Knowing you’re named after two of Hogwarts’ former headmasters must be no easy burden to carry. But that’s what Harry Potter bestows on his second born son, Albus Severus Potter, naming him after Albus Dumbledore and Severus Snape. It’s a fine name meant to honor two of the most important people in Harry’s life, but over the years fans have questioned why Harry would chose to honor Snape in the first place.

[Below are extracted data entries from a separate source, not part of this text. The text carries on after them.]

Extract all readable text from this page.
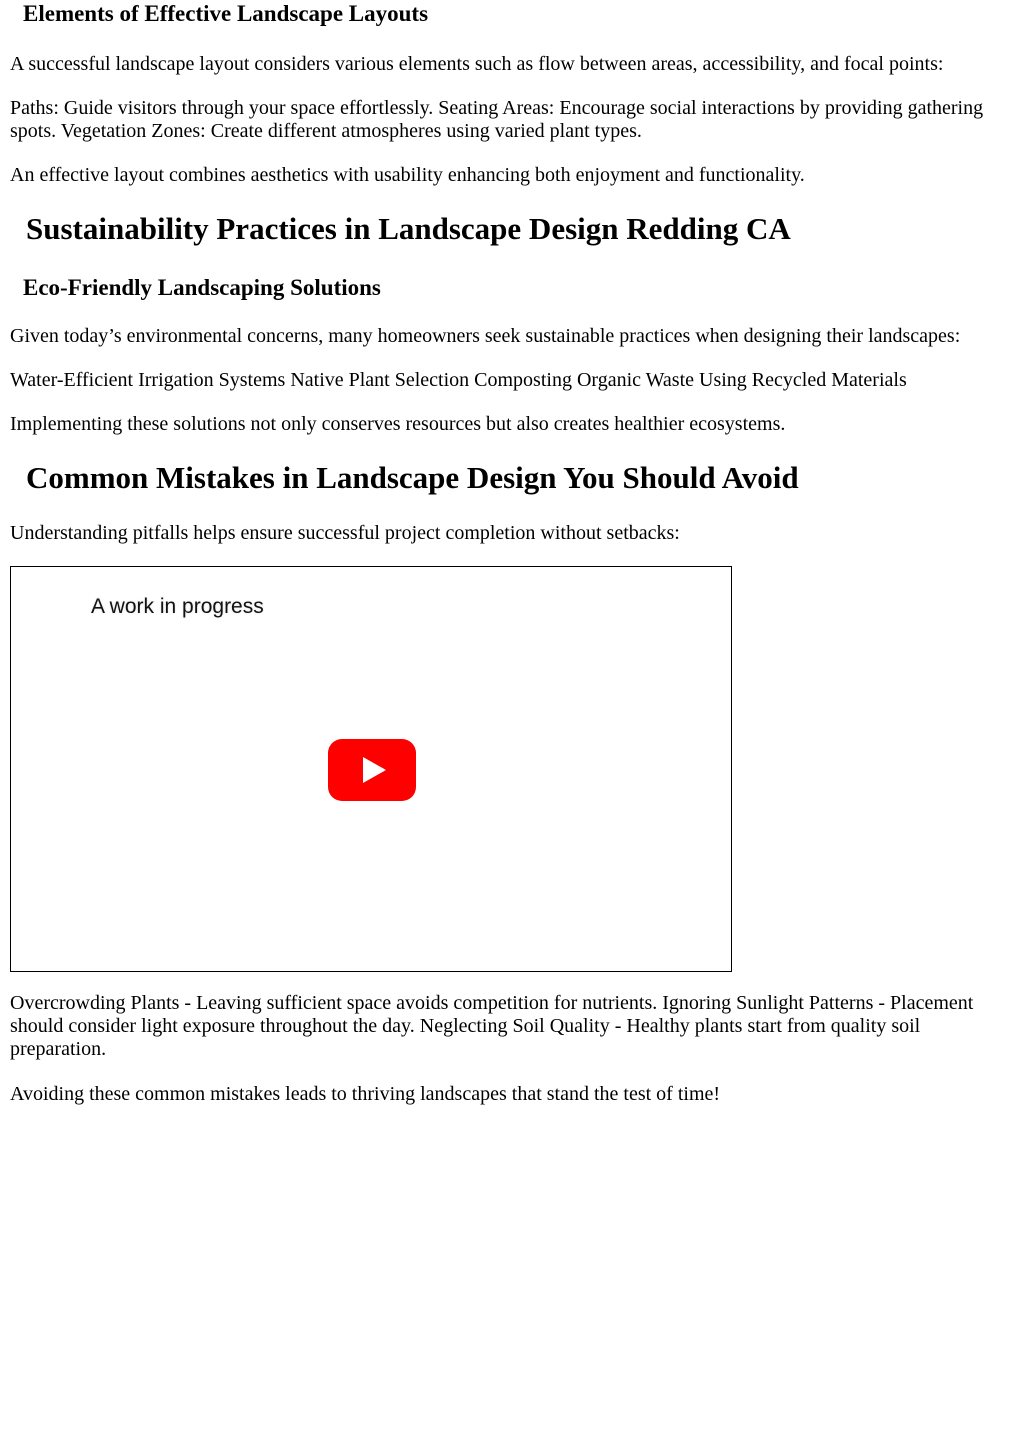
Elements of Effective Landscape Layouts

A successful landscape layout considers various elements such as flow between areas, accessibility, and focal points:

Paths: Guide visitors through your space effortlessly. Seating Areas: Encourage social interactions by providing gathering spots. Vegetation Zones: Create different atmospheres using varied plant types.

An effective layout combines aesthetics with usability enhancing both enjoyment and functionality.

Sustainability Practices in Landscape Design Redding CA
Eco-Friendly Landscaping Solutions

Given today’s environmental concerns, many homeowners seek sustainable practices when designing their landscapes:

Water-Efficient Irrigation Systems Native Plant Selection Composting Organic Waste Using Recycled Materials

Implementing these solutions not only conserves resources but also creates healthier ecosystems.

Common Mistakes in Landscape Design You Should Avoid

Understanding pitfalls helps ensure successful project completion without setbacks:

A work in progress

Overcrowding Plants - Leaving sufficient space avoids competition for nutrients. Ignoring Sunlight Patterns - Placement should consider light exposure throughout the day. Neglecting Soil Quality - Healthy plants start from quality soil preparation.

Avoiding these common mistakes leads to thriving landscapes that stand the test of time!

There’s always been a divide when it comes to Snape. Yes, in the end he died a hero and we learned that all of his actions were a direct reaction to his longstanding love for Lily Potter (ALWAYS!). But, he kinda treated Harry like crap every single year, making the name an odd choice. Personally, I have nothing against Snape, since I understand why he hated Harry so much (because, James), but still stuck his neck out to protect him (because, Lily).

That’s how I personally understand the character, and I know not everyone in the world sees eye-to-eye. J. K. Rowling knows that, too, and when asked a question about her writing choices, she’s pretty good at explaining her reasoning. When asked why Harry named his son Severus, when “[Snape] was nothing but abusive towards everyone,” Rowling answered. Consider what follows the great Snape Twitter Debate of 2015.

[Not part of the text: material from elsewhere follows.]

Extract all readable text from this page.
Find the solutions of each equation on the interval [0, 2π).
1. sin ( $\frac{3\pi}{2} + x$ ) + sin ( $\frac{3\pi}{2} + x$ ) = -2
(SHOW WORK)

According to Rowling, Harry acknowledges that Snape “died for Harry out of love for Lily” and Harry knew that. By giving his son the name Severus, he paid tribute to that in the sense that he forgave Snape for treating him like crap down in the potions dungeon. The name is also meant to thank him for giving his own life to save others.

She goes further into explaining — all in 140 characters or less, because she’s a wizard herself with words — that Snape was “grey” in the sense that he was, at times, both good and evil, but his actions redeemed him. Also, the death that Harry himself caused at the Battle of Hogwarts will always “haunt him forever,” and he hoped that honoring the memory of Snape would help ease that pain. If that’s still not enough backing, both family names for Dumbledore and Snape died with them, so for Harry, he was making a conscious choice to carry them on for future generations.

This reasoning makes perfect sense, but this is Twitter, so obviously there are those out there who don’t understand Harry (and by association, Rowling). She goes even further on to explain the crux of Snape himself, which eventually Harry came to understand. In the epilogue of Deathly Hallows, Harry comments that Snape “was probably the bravest man I ever knew,” because Harry knew Snape was risking his own life every day to report to Voldemort, and ally with Dumbledore, AND protect Harry. That’s a lot for one guy to do.

Well, this is some pretty heavy Snape stuff for a Friday. The debate is still currently ongoing, and Rowling herself is loving it. She loves these open chats about her characters, and how fans respond to them — both with cheers and boos, in the case of Snape.